Among traditional jewelry firms, Zale Corp., the giant fine jewelry retailer, was an early Internet adopter, having started selling jewelry at Zale.com in 1997. “The Internet has been a retail venue that is absolutely still emerging, but we have been very pleased with it so far,” said Beryl Raff, Zale’s ceo.
“The Internet is an extension of our existing business. It is not at all cannibalizing or substituting for our bricks-and-mortar business.”
She noted that Zale would launch new sites this fall for its other retail divisions, which include Gordon’s Jewelers, Bailey Banks & Biddle Fine Jewelers and the Canadian Peoples Jewellers chain.
Zale is also focused on streamlining its site to create a more efficient shopping environment, and plans to cut down the number of steps required for customers to order online.
“We are not interested in a lot of bells and whistles for the site,” she said. “We want to make it easier for customers to shop.”
Zale has not done much specific marketing for its Web site, but it has incorporated its site address into its television advertisements and signs. The company recently signed an exclusive deal with WeddingChannel.com that will give Zale a jewelry boutique on WeddingChannel’s Web site.
Tiffany recently started selling jewelry on its Web site, and there are plans to dramatically increase the amount of products it sells on the site, according to John Petterson, senior vice president of direct marketing. The firm initially offered about 230 items when it launched the site last November, and by this October plans to increase that to about 1,000 products, he said.
Tiffany plans to add a bridal registry, which will be done in partnership with Della.com, an online bridal registry company. Tiffany is also investing in business-to-business concepts by launching a corporate gifts division, which allows users to engrave items and to ship to multiple recipients.

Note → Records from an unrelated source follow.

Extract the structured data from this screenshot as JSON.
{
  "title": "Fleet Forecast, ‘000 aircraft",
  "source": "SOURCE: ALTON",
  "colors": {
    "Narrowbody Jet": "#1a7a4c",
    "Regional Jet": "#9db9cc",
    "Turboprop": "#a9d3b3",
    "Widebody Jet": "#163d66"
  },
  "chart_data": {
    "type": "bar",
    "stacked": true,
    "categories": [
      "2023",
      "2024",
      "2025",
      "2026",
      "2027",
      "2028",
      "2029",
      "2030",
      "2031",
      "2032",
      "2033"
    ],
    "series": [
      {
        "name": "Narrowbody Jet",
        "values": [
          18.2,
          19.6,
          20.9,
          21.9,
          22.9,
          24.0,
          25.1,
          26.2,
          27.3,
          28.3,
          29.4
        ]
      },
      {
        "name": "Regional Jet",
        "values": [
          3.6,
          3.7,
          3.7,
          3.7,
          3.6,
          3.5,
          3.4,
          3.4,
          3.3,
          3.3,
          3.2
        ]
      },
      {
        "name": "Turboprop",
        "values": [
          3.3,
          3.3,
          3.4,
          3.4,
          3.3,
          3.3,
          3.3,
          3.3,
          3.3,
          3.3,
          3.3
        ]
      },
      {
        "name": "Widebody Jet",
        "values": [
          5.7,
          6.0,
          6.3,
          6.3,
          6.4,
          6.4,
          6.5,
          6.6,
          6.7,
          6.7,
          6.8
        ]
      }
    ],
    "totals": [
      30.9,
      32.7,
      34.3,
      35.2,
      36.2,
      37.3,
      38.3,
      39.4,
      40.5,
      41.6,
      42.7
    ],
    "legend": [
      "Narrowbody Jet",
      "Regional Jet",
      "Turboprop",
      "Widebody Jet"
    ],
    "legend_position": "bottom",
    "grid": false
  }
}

Neiman Marcus launched its Web site last October and has focused on building its Internet business with print advertising, including advertising the site in its catalog, according to Sharen Jester Turney, president and chief executive officer of Neiman Marcus Direct — the company’s catalog business — and Neiman Marcus Online.
“We have a multichannel opportunity in terms of the stores, catalogs and Web site,” she said.
Turney noted that jewelry business was a key element of Neiman’s online strategy.
“Jewelry will become a more important part of the site,” she said. “The category is a big one for Neiman Marcus, both in the catalog and the stores, and I believe we will have a stronger statement in terms of the entire jewelry category.”
Turney also said the firm is looking to add some new technology to the site.
“We are going to continue to look at customization and how that can enhance the customer experience.”